Producer price index rose by 2% in Q4 of 2017: Instat
The producer price index rose by 2% in the last quarter of last year. According to Instat, the growth was at the same level as in the third quarter, while last year’s trend for this indicator is upward.
Since the end of 2016, the index of production prices has returned to positive values, which warns of an increase in pressures for higher inflation of consumer prices.
The production price index measures the prices with which they are marketed by the producers, thus giving an orientation over consumer prices in the immediate future.
If manufacturers raise prices, more likely this increase will also be reflected in the prices with which consumers buy retail goods.
An increase in production prices is important for enterprise performance, as it implies more incentives to increase output, employment, and wages in the future.
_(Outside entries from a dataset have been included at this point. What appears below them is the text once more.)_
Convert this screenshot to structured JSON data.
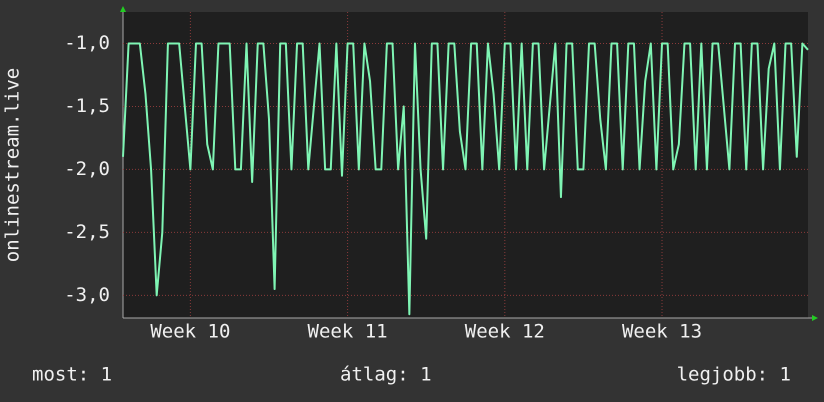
{
  "chart_data": {
    "type": "line",
    "y_label": "onlinestream.live",
    "x": [
      0,
      0.25,
      0.5,
      0.75,
      1,
      1.25,
      1.5,
      1.75,
      2,
      2.25,
      2.5,
      2.75,
      3,
      3.25,
      3.5,
      3.75,
      4,
      4.25,
      4.5,
      4.75,
      5,
      5.25,
      5.5,
      5.75,
      6,
      6.25,
      6.5,
      6.75,
      7,
      7.25,
      7.5,
      7.75,
      8,
      8.25,
      8.5,
      8.75,
      9,
      9.25,
      9.5,
      9.75,
      10,
      10.25,
      10.5,
      10.75,
      11,
      11.25,
      11.5,
      11.75,
      12,
      12.25,
      12.5,
      12.75,
      13,
      13.25,
      13.5,
      13.75,
      14,
      14.25,
      14.5,
      14.75,
      15,
      15.25,
      15.5,
      15.75,
      16,
      16.25,
      16.5,
      16.75,
      17,
      17.25,
      17.5,
      17.75,
      18,
      18.25,
      18.5,
      18.75,
      19,
      19.25,
      19.5,
      19.75,
      20,
      20.25,
      20.5,
      20.75,
      21,
      21.25,
      21.5,
      21.75,
      22,
      22.25,
      22.5,
      22.75,
      23,
      23.25,
      23.5,
      23.75,
      24,
      24.25,
      24.5,
      24.75,
      25,
      25.25,
      25.5,
      25.75,
      26,
      26.25,
      26.5,
      26.75,
      27,
      27.25,
      27.5,
      27.75,
      28,
      28.25,
      28.5,
      28.75,
      29,
      29.25,
      29.5,
      29.75,
      30,
      30.25,
      30.5
    ],
    "series": [
      {
        "name": "onlinestream.live",
        "color": "#7ff5b4",
        "values": [
          -1.9,
          -1,
          -1,
          -1,
          -1.4,
          -2,
          -3,
          -2.5,
          -1,
          -1,
          -1,
          -1.5,
          -2,
          -1,
          -1,
          -1.8,
          -2,
          -1,
          -1,
          -1,
          -2,
          -2,
          -1,
          -2.1,
          -1,
          -1,
          -1.6,
          -2.95,
          -1,
          -1,
          -2,
          -1,
          -1,
          -2,
          -1.5,
          -1,
          -2,
          -2,
          -1,
          -2.05,
          -1,
          -1,
          -2,
          -1,
          -1.3,
          -2,
          -2,
          -1,
          -1,
          -2,
          -1.5,
          -3.15,
          -1,
          -2,
          -2.55,
          -1,
          -1,
          -2,
          -1,
          -1,
          -1.7,
          -2,
          -1,
          -1,
          -2,
          -1,
          -1.4,
          -2,
          -1,
          -1,
          -2,
          -1,
          -2,
          -1,
          -1,
          -2,
          -1.5,
          -1,
          -2.22,
          -1,
          -1,
          -2,
          -2,
          -1,
          -1,
          -1.6,
          -2,
          -1,
          -1,
          -2,
          -1,
          -1,
          -2,
          -1.3,
          -1,
          -2,
          -1,
          -1,
          -2,
          -1.8,
          -1,
          -1,
          -2,
          -1,
          -2,
          -1,
          -1,
          -1.5,
          -2,
          -1,
          -1,
          -2,
          -1,
          -1,
          -2,
          -1.2,
          -1,
          -2,
          -1,
          -1,
          -1.9,
          -1,
          -1.05
        ]
      }
    ],
    "xlim": [
      0,
      30.5
    ],
    "xticks": [
      {
        "value": 3,
        "label": "Week 10"
      },
      {
        "value": 10,
        "label": "Week 11"
      },
      {
        "value": 17,
        "label": "Week 12"
      },
      {
        "value": 24,
        "label": "Week 13"
      }
    ],
    "ylim": [
      -3.18,
      -0.75
    ],
    "yticks": [
      {
        "value": -1,
        "label": "-1,0"
      },
      {
        "value": -1.5,
        "label": "-1,5"
      },
      {
        "value": -2,
        "label": "-2,0"
      },
      {
        "value": -2.5,
        "label": "-2,5"
      },
      {
        "value": -3,
        "label": "-3,0"
      }
    ],
    "grid": true,
    "stats": [
      "most: 1",
      "átlag: 1",
      "legjobb: 1"
    ]
  }
}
According to INSTAT, the growth in domestic production prices for the fourth quarter was driven by industry output, by 7.8%, while specifically the growth in the oil extraction sector was 11.7% higher compared to the same period of last year.
As far as the processing industry is concerned, the sector that holds more weight in production, growth in the fourth quarter 2017 was somewhat contained, at 1.6%.
However, in the segment affecting most consumers, namely, that of food and beverage industry, the production price index remains negative, which means prices are still falling.
This is largely related to low prices of imported raw materials but also to a still unconstrained domestic demand.
The PPI compares the average costs of a standard set of products, often called a basket of goods, over time at the wholesale level. Wholesale, meaning, the cost before a product gets to the consumer.